ClinicalTrials.Veeva

Menu

Axatilimab in Combination With Extracorporeal Photopheresis (ECP) in Chronic Graft-versus-Host Disease

University of Miami logo

University of Miami

Status and phase

Not yet enrolling
Phase 2

Conditions

cGVHD
Chronic Graft Versus Host Disease

Treatments

Procedure: Extracorporeal Photopheresis
Biological: Axatilimab

Study type

Interventional

Funder types

Other
Industry

Identifiers

NCT06663722
20240116

Details and patient eligibility

About

The purpose of this study is to see whether giving participants a combination treatment of Axatilimab and Extracorporeal Photopheresis (ECP) is effective against chronic Graft-versus-Host Disease (cGVHD).

Enrollment

49 estimated patients

Sex

All

Ages

12+ years old

Volunteers

No Healthy Volunteers

Inclusion criteria

  1. Recipient of allogeneic hematopoietic cell transplantation (HCT).

  2. Age greater or equal to 12.

  3. Chronic GVHD per 2014 National Institutes of Health Consensus Criteria (NCC) (Jagasia et al. 2015) or overlap syndrome requiring new therapy in patients with at least 2 prior lines of therapy, steroid refractoriness, or steroid dependence:

    1. Prior systemic lines of therapy may include corticosteroids, calcineurin inhibitor (CNI) or sirolimus, or other systemic immunosuppressive agent such as ruxolitinib, belumosudil, or ibrutinib.

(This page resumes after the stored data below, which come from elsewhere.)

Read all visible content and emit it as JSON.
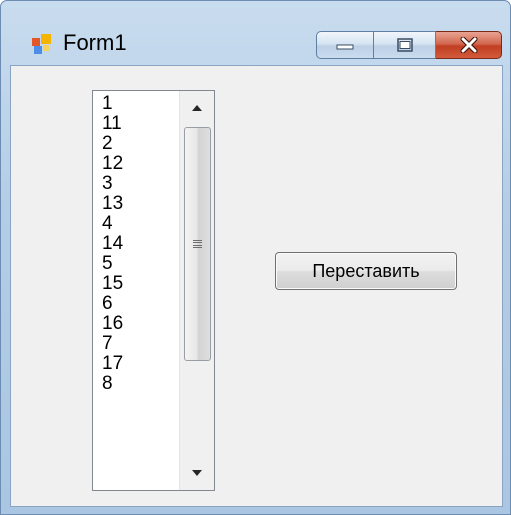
{
  "window": {
    "title": "Form1",
    "icon": "winforms-app-icon",
    "controls": {
      "minimize_icon": "minimize-icon",
      "maximize_icon": "maximize-icon",
      "close_icon": "close-icon"
    },
    "colors": {
      "frame": "#b4cde6",
      "client": "#f0f0f0",
      "close_button": "#c13e22"
    }
  },
  "listbox": {
    "items": [
      "1",
      "11",
      "2",
      "12",
      "3",
      "13",
      "4",
      "14",
      "5",
      "15",
      "6",
      "16",
      "7",
      "17",
      "8"
    ],
    "scrollbar": {
      "up_icon": "scroll-up-arrow-icon",
      "down_icon": "scroll-down-arrow-icon",
      "thumb_icon": "scroll-thumb-grip-icon"
    }
  },
  "button": {
    "label": "Переставить"
  }
}
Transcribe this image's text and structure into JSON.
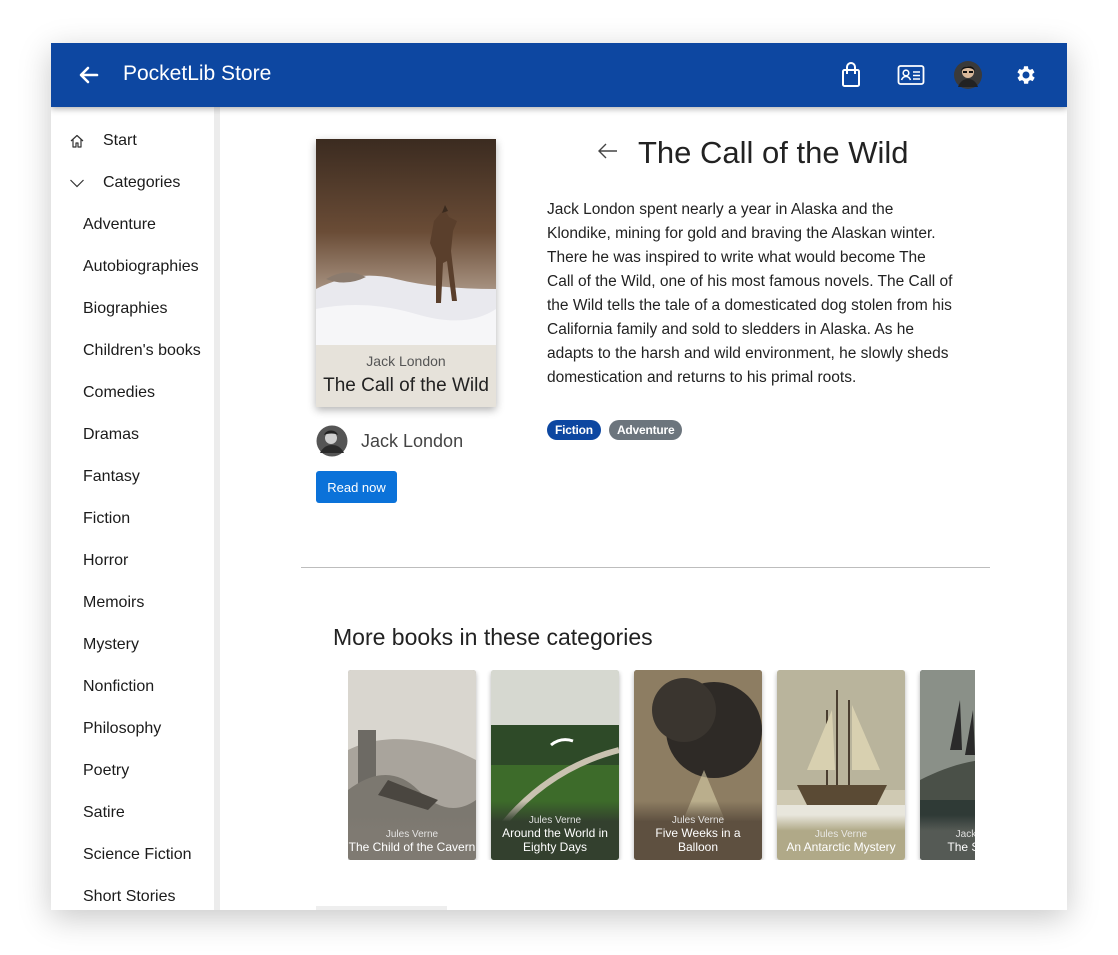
{
  "app": {
    "title": "PocketLib Store"
  },
  "toolbar": {
    "icons": [
      "back-arrow-icon",
      "shopping-bag-icon",
      "contact-card-icon",
      "avatar",
      "gear-icon"
    ]
  },
  "sidebar": {
    "start_label": "Start",
    "categories_label": "Categories",
    "items": [
      {
        "label": "Adventure"
      },
      {
        "label": "Autobiographies"
      },
      {
        "label": "Biographies"
      },
      {
        "label": "Children's books"
      },
      {
        "label": "Comedies"
      },
      {
        "label": "Dramas"
      },
      {
        "label": "Fantasy"
      },
      {
        "label": "Fiction"
      },
      {
        "label": "Horror"
      },
      {
        "label": "Memoirs"
      },
      {
        "label": "Mystery"
      },
      {
        "label": "Nonfiction"
      },
      {
        "label": "Philosophy"
      },
      {
        "label": "Poetry"
      },
      {
        "label": "Satire"
      },
      {
        "label": "Science Fiction"
      },
      {
        "label": "Short Stories"
      }
    ]
  },
  "book": {
    "author": "Jack London",
    "title": "The Call of the Wild",
    "description": "Jack London spent nearly a year in Alaska and the Klondike, mining for gold and braving the Alaskan winter. There he was inspired to write what would become The Call of the Wild, one of his most famous novels. The Call of the Wild tells the tale of a domesticated dog stolen from his California family and sold to sledders in Alaska. As he adapts to the harsh and wild environment, he slowly sheds domestication and returns to his primal roots.",
    "tags": [
      {
        "label": "Fiction",
        "color": "#0d47a1"
      },
      {
        "label": "Adventure",
        "color": "#6c757d"
      }
    ],
    "read_label": "Read now"
  },
  "more": {
    "title": "More books in these categories",
    "books": [
      {
        "author": "Jules Verne",
        "title": "The Child of the Cavern"
      },
      {
        "author": "Jules Verne",
        "title": "Around the World in Eighty Days"
      },
      {
        "author": "Jules Verne",
        "title": "Five Weeks in a Balloon"
      },
      {
        "author": "Jules Verne",
        "title": "An Antarctic Mystery"
      },
      {
        "author": "Jack London",
        "title": "The Sea-Wolf"
      }
    ]
  },
  "colors": {
    "appbar": "#0d47a1",
    "read_button": "#0b72d9"
  }
}
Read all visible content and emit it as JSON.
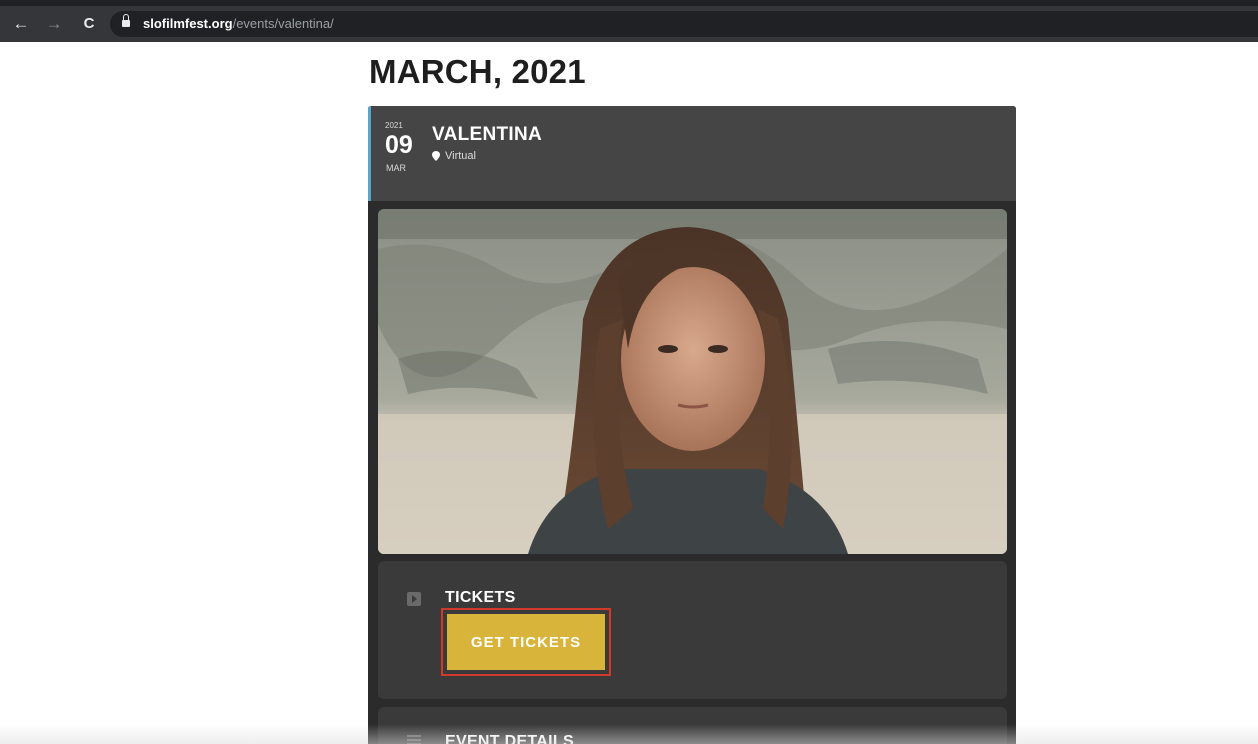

GVHD prophylaxis does not count as a prior line of therapy.

    2. Steroid refractory is defined as any of the following criteria:

      • i. Manifestations progress despite the use of ≥ 1 mg/kg/day prednisone for at least 1 week
      • ii. Manifestations persist without improvement despite treatment with ≥ 0.5 mg/kg/day or 1 mg/kg every other day for at least four weeks.
      • iii. Recurrence after a CR, or
      • iv. Progression after a PR.
    3. Steroid dependence is defined as inability to control cGVHD symptoms while tapering prednisone below 0.25 mg/kg/day on at least two occasions separated by at least 8 weeks. There must be evidence of clinically active cGVHD.

  4. For patients receiving approved or commonly used agents, all GVHD systemic treatments should be discontinued except for corticosteroids and drugs being continued from GVHD prophylaxis at screening.

  5. Eastern Cooperative Oncology Group (ECOG) performance status 0-3 as assessed at Screening.

  6. Platelet count > 50,000 platelets/μL and absolute neutrophil count > 1,000 cells/μL as measured at Screening.

  7. Aspartate aminotransferase (AST), alanine aminotransferase (ALT) ≤ 2.5 x upper limit of normal (ULN), unless attributed to presumed cGVHD as measured at Screening.

  8. Stable dose of corticosteroids for at least 14 days prior to treatment.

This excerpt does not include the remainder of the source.